Puerto Rico era mi próximo e intrigante destino. Cuando nos estábamos aproximando a las instalaciones altamente protegidas, por fin comencé a ver luz al final del túnel. Se trataba de la base de investigación que la NASA había estado patrocinando durante décadas para el programa SETI, búsqueda de inteligencia extraterrestre. Una vez traspasado varios controles de seguridad y ser grabada por multitud de cámaras de vigilancia, un grupo de investigadores de la NASA y varios miembros del gobierno norteamericano, me informaron que el fósil hallado en las costas árticas eran restos de un ser inteligente que había estado sobre la superficie de la Tierra en el momento del impacto de asteroide y que probablemente, se trataba de un único ejemplar de su especie. La teoría más acertada fue que dicha especie inteligente, proveniente de otra galaxia, estuvo recogiendo muestras en nuestro planeta lleno de vida poco antes del impacto. Predijeron la posibilidad de que dicho asteroide acabara con la vida total de la Tierra y no dudaron en llevase especímenes antes del desastre.

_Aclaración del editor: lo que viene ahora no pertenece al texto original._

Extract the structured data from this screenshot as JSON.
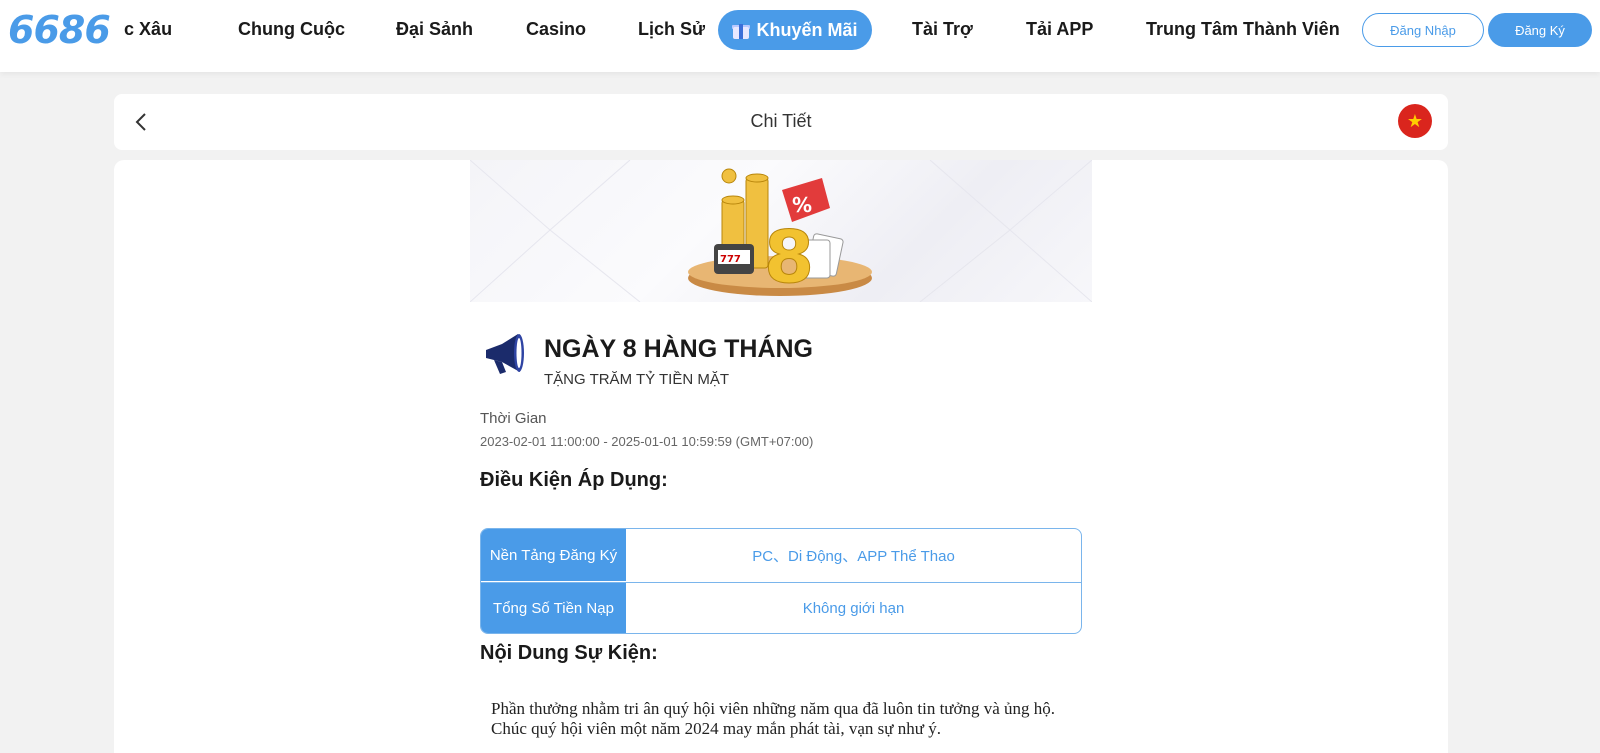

¡Vaya pensé! Parecía irónico creer que el fósil encontrado era un científico como yo, pero extraterrestre. Sus congéneres debieron olvidarse de este individuo en el momento del Armagedón, quedando petrificado al instante. Pero ¿cómo podían haber descubierto la NASA tanta información de mi fósil en tampoco tiempo? Por lo visto, no fue el único hallado, hubo más y todos del mismo sujeto. Entonces, si supuestamente estos seres intergalácticos se llevaron muestras biológicas de nuestro mundo, cabe la posibilidad que parte de nuestro ADN se encuentre por ahí perdido en el universo.

Esta última conjetura teórica despertó nerviosismo en algunos miembros que me rodeaban. Tras varios minutos de comentarios acalorados, me condujeron a otra estancia del edificio mucho más restringida. Una vez allí comentaron que hacía pocos años una señal inteligente, proveniente de una distancia de aproximadamente 4 años luz, en el sistema estelar Alfa Centauri, fue interceptada por SETI con gran amplitud de ondas de radio. Se trataba de unos seres inteligentes con una evolución tecnológica parecida a la nuestra, es más, y de aspecto casi idéntico a nuestro. Su información genética nos la enviaron a través de la señal y dedujimos que los seres que visitaron nuestro planeta hace 65 millones de años, dejaron las muestras de la Tierra en dicho sistema,  evolucionando paralelamente a nuestra especie. Ahora nuestros parientes galácticos desean compartir su existencia con nosotros y hasta que no estemos preparados debemos ser prudentes.

Era noche despejada en Madrid, y los niveles de contaminación habían marcado valores bajos durante todo el día. Desembalé mi nuevo telescopio, y busqué la ubicación de Alfa Centauri, en la constelación de Centauro, imaginándome que alguien parecido a mí estaba también observando y sonreí.